Laurel Hubbard set to become the first transgender athlete to compete at the Olympics

Laurel Hubbard set to become the first transgender athlete to compete at the Olympics



New Zealand weightlifter Laurel Hubbard is set to make history after being confirmed as the first transgender athlete to compete at an Olympic Games.



The 43-year-old will be a medal contender when she competes in the women’s super heavyweight category on 2 August. But Hubbard’s inclusion will spark outrage among her rivals who believe she has an unfair advantage, having gone through male puberty before transitioning in 2012.



Hubbard, who won silver at the 2017 world championships and finished sixth at the 2019 edition after recovering from a serious arm injury at the 2018 Commonwealth Games, said she was delighted to have been selected.



“I am grateful and humbled by the kindness and support that has been given to me by so many New Zealanders,” Hubbard said in a statement.



“When I broke my arm at the Commonwealth Games three years ago, I was advised that my sporting career had likely reached its end. But your support, your encouragement, and your ‘aroha’ [affection] carried me through the darkness.

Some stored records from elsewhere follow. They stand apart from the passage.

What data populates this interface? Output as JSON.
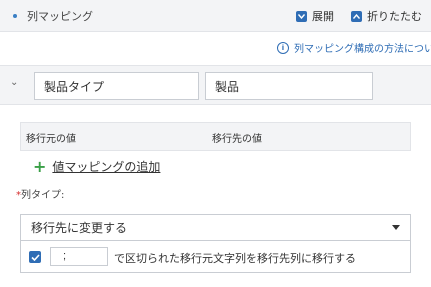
{
  "header": {
    "title": "列マッピング",
    "expand_label": "展開",
    "collapse_label": "折りたたむ"
  },
  "help_link": "列マッピング構成の方法について",
  "mapping": {
    "source_column": "製品タイプ",
    "target_column": "製品"
  },
  "value_table": {
    "columns": [
      "移行元の値",
      "移行先の値"
    ]
  },
  "add_value_mapping_label": "値マッピングの追加",
  "column_type": {
    "label": "列タイプ:",
    "selected": "移行先に変更する"
  },
  "delimiter_option": {
    "checked": true,
    "delimiter_value": ";",
    "text": "で区切られた移行元文字列を移行先列に移行する"
  },
  "colors": {
    "accent": "#2f6db5",
    "add_icon": "#3aa047",
    "required": "#d62d2d",
    "panel_bg": "#f3f4f6"
  }
}
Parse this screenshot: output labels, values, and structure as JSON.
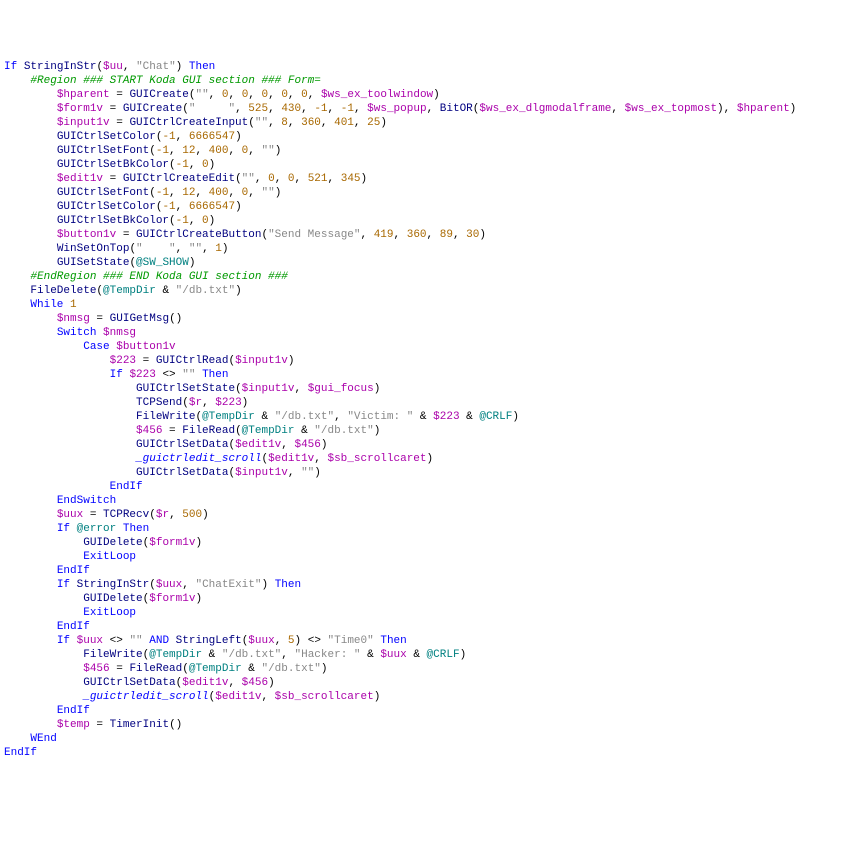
{
  "code": {
    "chat_literal": "\"Chat\"",
    "region_start": "#Region ### START Koda GUI section ### Form=",
    "guicreate_empty": "\"\"",
    "ws_ex_toolwindow": "$ws_ex_toolwindow",
    "hparent": "$hparent",
    "form1v": "$form1v",
    "spaces5": "\"     \"",
    "n525": "525",
    "n430": "430",
    "neg1": "-1",
    "ws_popup": "$ws_popup",
    "bitor": "BitOR",
    "ws_ex_dlgmodalframe": "$ws_ex_dlgmodalframe",
    "ws_ex_topmost": "$ws_ex_topmost",
    "input1v": "$input1v",
    "n8": "8",
    "n360": "360",
    "n401": "401",
    "n25": "25",
    "n6666547": "6666547",
    "n12": "12",
    "n400": "400",
    "n0": "0",
    "edit1v": "$edit1v",
    "n521": "521",
    "n345": "345",
    "button1v": "$button1v",
    "send_msg": "\"Send Message\"",
    "n419": "419",
    "n89": "89",
    "n30": "30",
    "spaces4": "\"    \"",
    "n1": "1",
    "sw_show": "@SW_SHOW",
    "region_end": "#EndRegion ### END Koda GUI section ###",
    "tempdir": "@TempDir",
    "dbtxt": "\"/db.txt\"",
    "nmsg": "$nmsg",
    "v223": "$223",
    "gui_focus": "$gui_focus",
    "r": "$r",
    "victim": "\"Victim: \"",
    "crlf": "@CRLF",
    "v456": "$456",
    "sb_scrollcaret": "$sb_scrollcaret",
    "uux": "$uux",
    "n500": "500",
    "error": "@error",
    "chatexit": "\"ChatExit\"",
    "n5": "5",
    "time0": "\"Time0\"",
    "hacker": "\"Hacker: \"",
    "temp": "$temp",
    "uu": "$uu"
  }
}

“The last 18 months has shown us all that there is strength in kinship, in community, and in working together towards a common purpose. The ‘mana’ [honour] of the silver fern comes from all of you and I will wear it with pride.”




Under International Olympic Committee guidelines issued in November 2015, athletes who transition from male to female are allowed to compete in the women’s category without requiring surgery to remove their testes, provided their total testosterone level in serum is kept below 10 nanomoles per litre for at least 12 months – a rule followed by the International Weightlifting Federation.